Nearly 300 Seymour Johnson AFB personnel welcomed back from Afghanistan
By Kenneth Fine
Published in News on March 26, 2012 1:46 PM
Senior Airman Brandon Tyler Andrews wraps his arms around his 2-year-old son, Lucas, shortly after he returned to Seymour Johnson Air Force Base after spending more than six months in Afghanistan.
Thomas Burkhart didn't take his wife's hand when a doctor told them they were having a little girl.
He wasn't there to feel his daughter kick for the first time -- to watch Meghan's belly grow.
"We found out I was pregnant the day before he left," Meghan said, grinning as she cradled the baby bump she had covered with a T-shirt that read, "I'm here to pick up my Daddy."
So moments after he stepped out of an aircraft and made his way toward the crowd that gathered early this morning outside a hangar on Seymour Johnson Air Force Base, the 4th Fighter Wing staff sergeant pulled his partner in for a long embrace.
And then, he kneeled down -- kissing the belly that looked far different than it did some 32 weeks ago.
"He hasn't felt her kick -- nothing -- so I'm just so excited," Meghan said. "And I'm finally getting big enough where I need help getting around."
A few days after smaller celebrations unfolded when aviators -- and the F-15E Strike Eagles they had commanded for the past six months in the skies over Afghanistan -- returned to Goldsboro, nearly 300 of the airmen who ensured those fighter jets provided an uninterrupted blanket of air support to Coalition forces on the ground received their own hero's welcome.
Proud parents shed tears as their sons and daughters came into view.
Children screamed and jumped up and down.
Like 3-year-old Palyn Sloan, who spent the moments leading up to her godfather, Airman 1st Class Colin Platt's, arrival waving a pair of American flags.
And 6-year-old Connor Jeffrey, who laughed as he was lifted onto the shoulders of his hero, Tech. Sgt. George Matthiessen.

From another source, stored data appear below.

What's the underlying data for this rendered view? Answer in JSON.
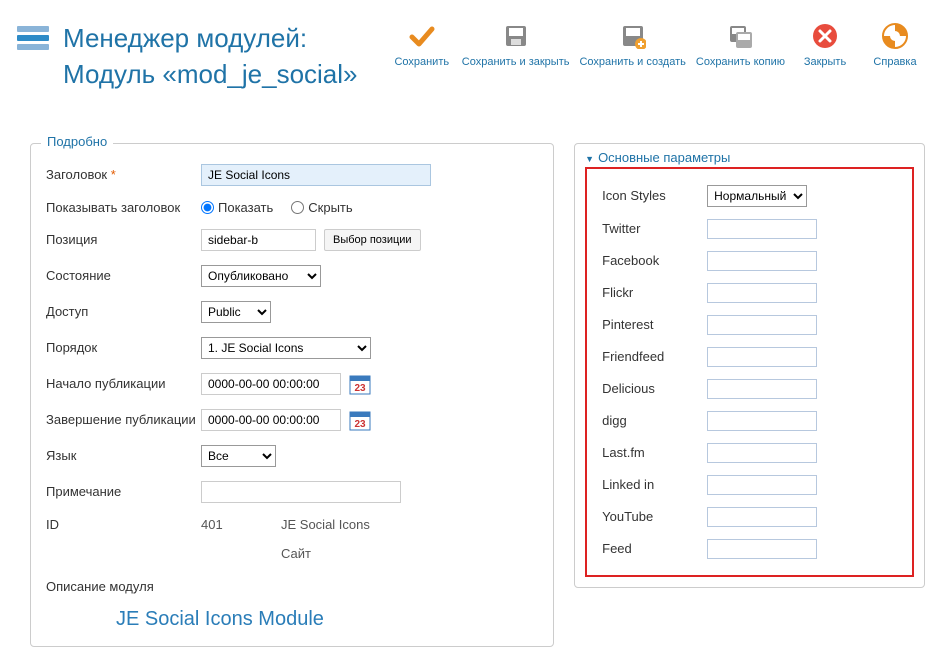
{
  "header": {
    "title_line1": "Менеджер модулей:",
    "title_line2": "Модуль «mod_je_social»"
  },
  "toolbar": {
    "save": "Сохранить",
    "save_close": "Сохранить и закрыть",
    "save_new": "Сохранить и создать",
    "save_copy": "Сохранить копию",
    "close": "Закрыть",
    "help": "Справка"
  },
  "panels": {
    "details_title": "Подробно",
    "params_title": "Основные параметры"
  },
  "fields": {
    "title_label": "Заголовок",
    "title_value": "JE Social Icons",
    "show_title_label": "Показывать заголовок",
    "show_opt": "Показать",
    "hide_opt": "Скрыть",
    "position_label": "Позиция",
    "position_value": "sidebar-b",
    "position_btn": "Выбор позиции",
    "state_label": "Состояние",
    "state_value": "Опубликовано",
    "access_label": "Доступ",
    "access_value": "Public",
    "order_label": "Порядок",
    "order_value": "1. JE Social Icons",
    "start_pub_label": "Начало публикации",
    "start_pub_value": "0000-00-00 00:00:00",
    "end_pub_label": "Завершение публикации",
    "end_pub_value": "0000-00-00 00:00:00",
    "lang_label": "Язык",
    "lang_value": "Все",
    "note_label": "Примечание",
    "note_value": "",
    "id_label": "ID",
    "id_value": "401",
    "id_name": "JE Social Icons",
    "site_label": "Сайт",
    "module_desc_label": "Описание модуля",
    "module_desc_title": "JE Social Icons Module"
  },
  "params": {
    "icon_styles_label": "Icon Styles",
    "icon_styles_value": "Нормальный",
    "twitter": "Twitter",
    "facebook": "Facebook",
    "flickr": "Flickr",
    "pinterest": "Pinterest",
    "friendfeed": "Friendfeed",
    "delicious": "Delicious",
    "digg": "digg",
    "lastfm": "Last.fm",
    "linkedin": "Linked in",
    "youtube": "YouTube",
    "feed": "Feed"
  }
}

But for one little girl -- a redhead wearing a pointy, pink hat -- there was more than just a homecoming to celebrate.
To Kyla Murtha, the master sergeant she was waiting on was more than just a father.
He was the perfect birthday present -- the one that matters more than any game or toy she could ever unwrap.
So with her mother, Becky, by her side, she waited along the flight line until she saw Patrick's face -- holding a sign no other airman could mistake for one made for them.
"Today is my birthday. I am five," it read. "My Daddy is home to party just in time."